Par Steve Paul
Au cours de l'hiver et du printemps 1918, Ernest Hemingway a produit plusieurs reportages pour L'étoile de Kansas City sur les campagnes de recrutement militaire. La Marine, le Tank Corps et même les Britanniques avaient mis en place des bureaux locaux pour chercher des troupes après que les États-Unis eurent rejoint leurs alliés en Europe.

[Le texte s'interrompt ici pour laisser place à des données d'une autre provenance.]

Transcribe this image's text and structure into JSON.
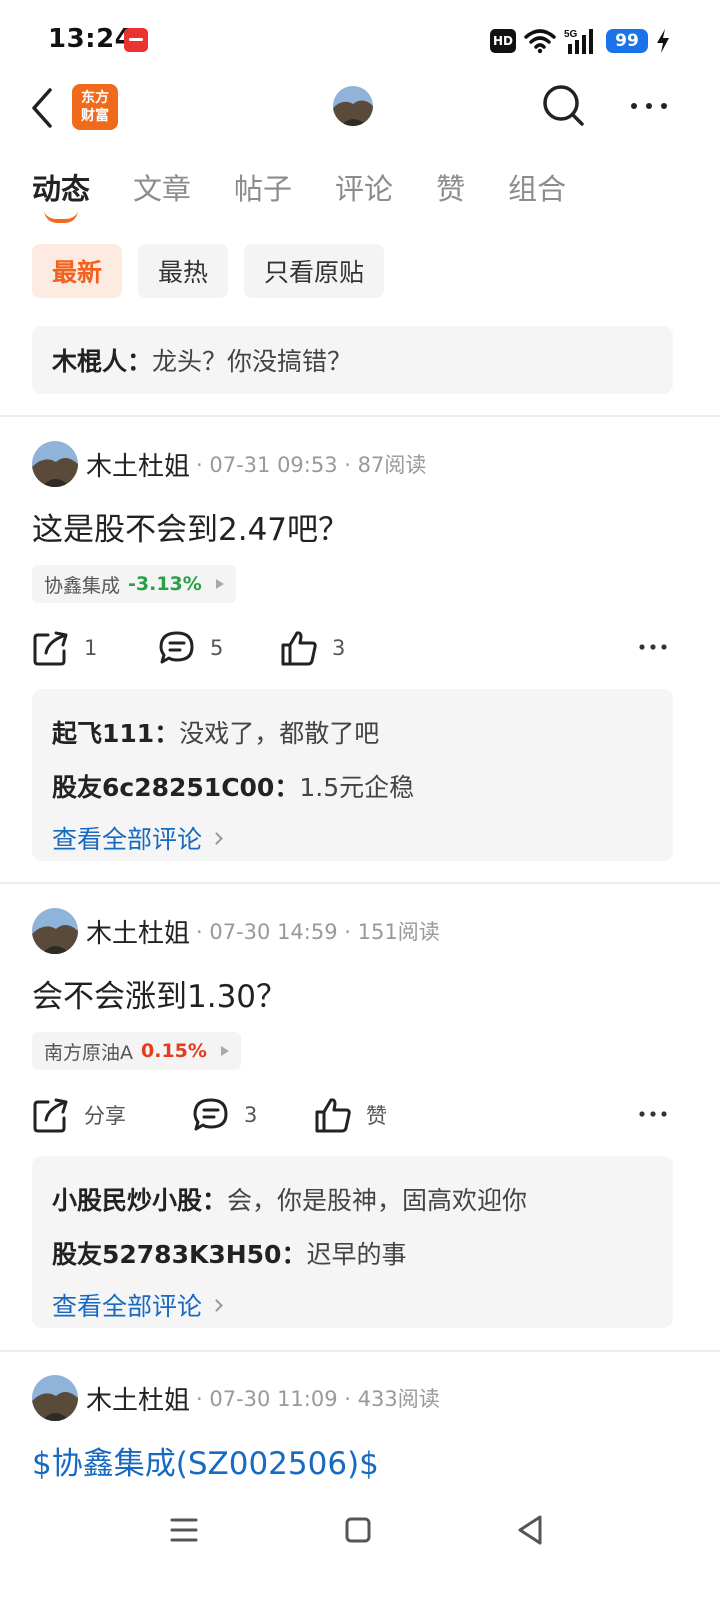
{
  "status_bar": {
    "time": "13:24",
    "hd": "HD",
    "network": "5G",
    "battery": "99"
  },
  "nav": {
    "brand_line1": "东方",
    "brand_line2": "财富"
  },
  "tabs": [
    "动态",
    "文章",
    "帖子",
    "评论",
    "赞",
    "组合"
  ],
  "filters": [
    "最新",
    "最热",
    "只看原贴"
  ],
  "pinned_comment": {
    "author": "木棍人",
    "separator": "：",
    "text": "龙头？你没搞错？"
  },
  "posts": [
    {
      "author": "木土杜姐",
      "meta": "· 07-31 09:53 · 87阅读",
      "title": "这是股不会到2.47吧？",
      "stock": {
        "name": "协鑫集成",
        "change": "-3.13%",
        "direction": "down"
      },
      "actions": {
        "share": "1",
        "comment": "5",
        "like": "3"
      },
      "comments": [
        {
          "author": "起飞111",
          "sep": "：",
          "text": "没戏了，都散了吧"
        },
        {
          "author": "股友6c28251C00",
          "sep": "：",
          "text": "1.5元企稳"
        }
      ],
      "view_all": "查看全部评论"
    },
    {
      "author": "木土杜姐",
      "meta": "· 07-30 14:59 · 151阅读",
      "title": "会不会涨到1.30？",
      "stock": {
        "name": "南方原油A",
        "change": "0.15%",
        "direction": "up"
      },
      "actions": {
        "share": "分享",
        "comment": "3",
        "like": "赞"
      },
      "comments": [
        {
          "author": "小股民炒小股",
          "sep": "：",
          "text": "会，你是股神，固高欢迎你"
        },
        {
          "author": "股友52783K3H50",
          "sep": "：",
          "text": "迟早的事"
        }
      ],
      "view_all": "查看全部评论"
    },
    {
      "author": "木土杜姐",
      "meta": "· 07-30 11:09 · 433阅读",
      "title": "$协鑫集成(SZ002506)$"
    }
  ],
  "colors": {
    "accent": "#f46a1a",
    "link": "#1769c2",
    "down": "#27a046",
    "up": "#e53b1c"
  }
}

Hemingway à l'époque était un récent diplômé du secondaire qui avait décroché un emploi de journaliste à Kansas City au lieu d'aller à l'université ou de s'enrôler. À 18 ans, il était trop jeune pour s'engager sans autorisation parentale, mais il parlait beaucoup d'entrer dans la guerre, un désir qu'il exprima dans plusieurs lettres à sa sœur Marcelline. Arrivé à Kansas City à la mi-octobre 1917, il rejoint la garde du Missouri et s'entraîne même à Swope Park. Un service militaire supplémentaire n'était pas prévu, mais une amitié à Kansas City l'a conduit sur une autre voie vers le service dans la guerre. En février 1918, la Croix-Rouge américaine a annoncé qu'elle cherchait des volontaires pour rejoindre le service d'ambulance en Italie. Hemingway en a probablement entendu parler directement par Dell D. Dutton, qui dirigeait le bureau de la Croix-Rouge à Kansas City.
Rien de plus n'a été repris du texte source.